The Brigade’s Assistant Commissioner for Fire Safety, Dan Daly, said: “It’s absolutely vital that in these uncertain and unprecedented times people don’t forget about basic fire safety in the home.
“We are not trying to scaremonger, but clearly with increased numbers of people indoors for much longer periods of time, there is a heightened risk of fire.
“This is about keeping you and your loved ones safe and we must all do what we can to not inadvertently add pressure to our already challenged NHS.
“There are such simple things we can all do to ensure we are keeping safe while we are all spending more time at home. The first thing you can do is a test that your smoke alarms are working.”
Cooking fires are a major concern as people are expected to cook more during the day and with schools shut and children at home, parents could get distracted.

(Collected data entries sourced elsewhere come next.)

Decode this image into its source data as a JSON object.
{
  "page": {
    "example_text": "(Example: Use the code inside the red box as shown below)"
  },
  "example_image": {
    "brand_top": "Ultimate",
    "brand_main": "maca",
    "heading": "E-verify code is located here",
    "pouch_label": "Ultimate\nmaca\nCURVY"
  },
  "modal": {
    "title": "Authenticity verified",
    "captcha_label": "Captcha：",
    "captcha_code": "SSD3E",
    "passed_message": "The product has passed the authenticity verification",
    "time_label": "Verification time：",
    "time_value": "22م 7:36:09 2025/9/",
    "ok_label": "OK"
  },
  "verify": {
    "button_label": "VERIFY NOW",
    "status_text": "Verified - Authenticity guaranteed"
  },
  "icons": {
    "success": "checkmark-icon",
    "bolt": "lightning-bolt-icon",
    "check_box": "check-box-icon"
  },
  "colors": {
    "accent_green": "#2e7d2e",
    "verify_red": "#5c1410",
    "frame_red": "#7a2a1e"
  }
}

An increase in smoking-related fires, which are the most common cause of fire deaths, is also thought to be a possibility as smokers may start smoking inside more as people are continually advised not to go out unnecessarily. While it may not be possible to visit vulnerable friends and family members at the moment, please speak to them and remind them about the dangers of smoking.
As people who don’t usually work from home set up temporary offices, there is also a risk of an increase in electrical fires.
Hazards include overloading plug sockets, using counterfeit or incorrect chargers for tablets, laptops and mobile phones and “daisy-chaining” – plugging multiple extension leads together or plugging many multi-socket adaptors into a single socket.